A minha relação com a poesia é um negócio que não se acerta nunca: um dia morro de desejos, outro dia nem quero saber do que ela é. Hoje vivo mais ou menos nesse hiato entre a necessidade de versejar e um senso estético distante da minha própria poesia, que culmina em uma decomposição própria da busca por um novo eu, uma nova poética. Quando escrevi esse poema, senti-me o próprio Picasso, não pela genialidade do pintor mas pela decomposição e remontagem, pelos múltiplos pontos de vista que buscam responder uma pergunta fundamental da existência da obra e do artista. Culminou nisso, uma poesia muito estranha, que pende para o surreal (nunca abandonarei essa corrente, já é meu sangue!) e uma talvez perturbação de poetas como Augusto dos Anjos, Ferreira Gullar e uma dose praticamente invisível de Haroldo de Campos. Aliás, se me virem escrevendo poemas concretos acreditem que não será coincidência alguma.
Gênese
Despido de meus pecados e desejos
Encontro-me fundamental
No meu estado de instância de homem.
À mesa, a incorpórea metáfora distribue cartas.
Não sei o nome do jogo, mas suo
Como se estivesse apostando minha vida
Na falta de roupas, adereços e memórias.
A mesa carrega uma renda de épocas passadas
E me faz perder a atenção do que tenho na mão
Para me enveredar por entre as fibras
Compostas por mãos de mulheres
Nas agulhas imensas de tricô.
De repente sangue, mais sangue sobre a mesa
E o esfingético croupier repousa
A cabeça numa aura de sangue ralo,
Nem parece sangue de verdade.
Levanto da mesa e procuro um pano
Onde eu possa limpar a matéria inorgânica
E seguir meu jogo, compenetrado em tudo
Menos nas cartas que levava na mão.
Sobre o móvel de canto de sala, um relógio
Dá a batida para a música invisível das horas.
Tic-tac, tic-tac, tic-tac...
Deixa-me nervoso e desejo destruí-lo,
Moe-lo em pedaços sobre o chão de tacos
E ver suas molas se contorcerem de dor sobre o tapete.
Entra pela porta da sala Eunice,
Com seus cabelos presos e boca banhada em gloss
Pedindo um beijo.
Um beijo, um beijo de Eunice.
O beijo desejado, o beijo transcedental, o beijo nu.

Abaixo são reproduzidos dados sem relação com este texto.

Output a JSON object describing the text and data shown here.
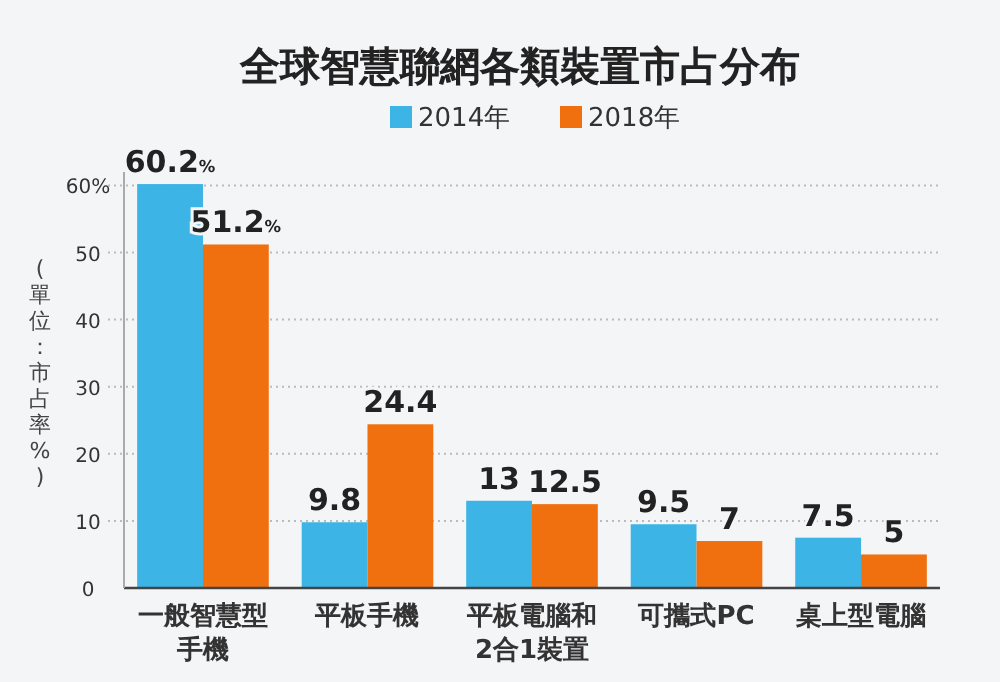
{
  "chart_data": {
    "type": "bar",
    "title": "全球智慧聯網各類裝置市占分布",
    "ylabel": "(單位：市占率%)",
    "categories": [
      "一般智慧型手機",
      "平板手機",
      "平板電腦和2合1裝置",
      "可攜式PC",
      "桌上型電腦"
    ],
    "series": [
      {
        "name": "2014年",
        "color": "#3cb4e6",
        "values": [
          60.2,
          9.8,
          13,
          9.5,
          7.5
        ],
        "value_labels": [
          "60.2%",
          "9.8",
          "13",
          "9.5",
          "7.5"
        ]
      },
      {
        "name": "2018年",
        "color": "#f07010",
        "values": [
          51.2,
          24.4,
          12.5,
          7,
          5
        ],
        "value_labels": [
          "51.2%",
          "24.4",
          "12.5",
          "7",
          "5"
        ]
      }
    ],
    "ylim": [
      0,
      62
    ],
    "yticks": [
      0,
      10,
      20,
      30,
      40,
      50,
      {
        "value": 60,
        "label": "60%"
      }
    ],
    "grid": "y",
    "legend": "top"
  }
}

Uma súbita indisposição estomacal insurge,
Vomito nos cabelos lisos de Eunice,
Nos lábios de desejo de Eunice.
De maneira tão sublime o rosto e o corpo de Eunice
Agora banhados pela matéria retorcida
De minhas tripas que formam arcos,
Círculos e outras formas geométricas.
Eu vomitei em Eunice.
Ela dispara pela porta com asco,
Como não haveria de ser diferente,
E grita desesperada a destruição de sua beleza.
No tapete forma-se uma piscina funda de ácidos gástricos
E formas geométricas que convidam a um banho.

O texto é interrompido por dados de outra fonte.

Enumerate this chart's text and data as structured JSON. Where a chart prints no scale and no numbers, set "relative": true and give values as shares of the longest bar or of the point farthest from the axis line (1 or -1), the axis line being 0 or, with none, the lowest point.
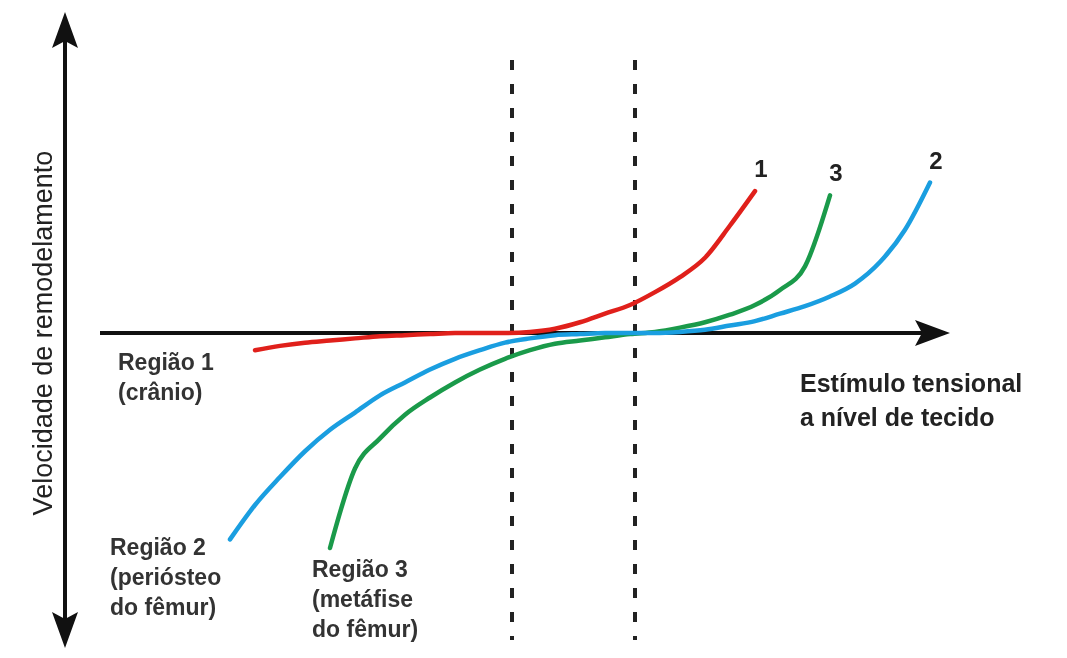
{
  "chart_data": {
    "type": "line",
    "relative": true,
    "xlabel": "Estímulo tensional\na nível de tecido",
    "ylabel": "Velocidade de remodelamento",
    "categories": [
      null,
      null,
      null,
      null,
      null,
      null,
      null,
      null,
      null,
      null,
      null,
      null,
      null,
      null,
      null,
      null,
      null,
      null,
      null,
      null,
      null,
      null,
      null,
      null,
      null,
      null,
      null,
      null,
      null,
      null,
      null,
      null,
      null,
      null
    ],
    "series": [
      {
        "name": "1",
        "color": "#e0201b",
        "values": [
          null,
          null,
          null,
          null,
          null,
          null,
          -0.08,
          -0.06,
          -0.045,
          -0.035,
          -0.025,
          -0.015,
          -0.01,
          -0.005,
          0,
          0,
          0,
          0.005,
          0.02,
          0.05,
          0.09,
          0.13,
          0.19,
          0.26,
          0.35,
          0.5,
          0.66,
          null,
          null,
          null,
          null,
          null,
          null,
          null
        ]
      },
      {
        "name": "3",
        "color": "#1a9a4a",
        "values": [
          null,
          null,
          null,
          null,
          null,
          null,
          null,
          null,
          null,
          -1,
          -0.63,
          -0.49,
          -0.38,
          -0.3,
          -0.23,
          -0.17,
          -0.12,
          -0.08,
          -0.05,
          -0.035,
          -0.02,
          -0.005,
          0.005,
          0.025,
          0.05,
          0.085,
          0.13,
          0.2,
          0.31,
          0.64,
          null,
          null,
          null,
          null
        ]
      },
      {
        "name": "2",
        "color": "#1a9ee0",
        "values": [
          null,
          null,
          null,
          null,
          null,
          -0.96,
          -0.8,
          -0.67,
          -0.55,
          -0.45,
          -0.37,
          -0.29,
          -0.23,
          -0.17,
          -0.12,
          -0.08,
          -0.045,
          -0.025,
          -0.01,
          -0.005,
          0,
          0,
          0,
          0.005,
          0.015,
          0.035,
          0.055,
          0.09,
          0.125,
          0.17,
          0.23,
          0.33,
          0.48,
          0.7
        ]
      }
    ],
    "annotations": [
      "Região 1\n(crânio)",
      "Região 2\n(periósteo\ndo fêmur)",
      "Região 3\n(metáfise\ndo fêmur)"
    ]
  }
}
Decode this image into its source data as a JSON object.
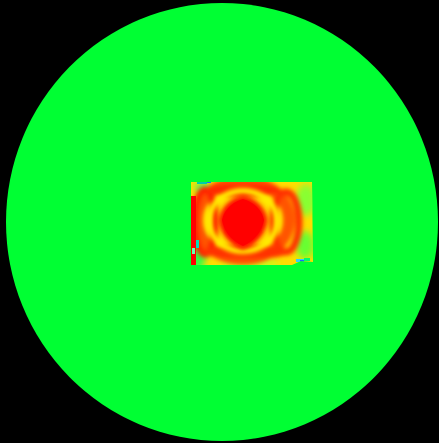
{
  "scene": {
    "description_kind": "false-color-field-map",
    "colors": {
      "background": "#000000",
      "disc_field": "#00ff33",
      "hotspot_core": "#ff0000",
      "hotspot_ring": "#ff2a00",
      "hotspot_mid": "#ffcc00",
      "hotspot_warm": "#ffee00",
      "hotspot_cool": "#88ff00",
      "edge_cyan": "#00ddbb",
      "edge_blue": "#2266ff"
    }
  }
}
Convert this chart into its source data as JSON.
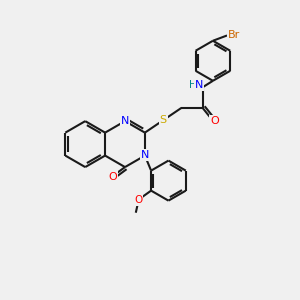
{
  "bg_color": "#f0f0f0",
  "bond_color": "#1a1a1a",
  "atom_colors": {
    "N": "#0000ff",
    "O": "#ff0000",
    "S": "#ccaa00",
    "Br": "#cc6600",
    "H": "#008888",
    "C": "#1a1a1a"
  },
  "figsize": [
    3.0,
    3.0
  ],
  "dpi": 100,
  "lw": 1.5
}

Salto, em busca da liberdade
Sobre o nojo de mim mesmo
E repouso sobre um triângulo que bóia.
Surge gigante o meu morto sobre o tapete,
Sangrando seus litros pela cara sem rosto
Com as cartas a mão, prontas para uma nova rodada do jogo.
O relógio cai do móvel, e suas peças vêm se juntar
A decomposição do meu corpo sobre o tapete.
As molas rangem,
Engrenagens se remontam sobre a superfície ácida
Para montar um novo relógio sem ponteiros.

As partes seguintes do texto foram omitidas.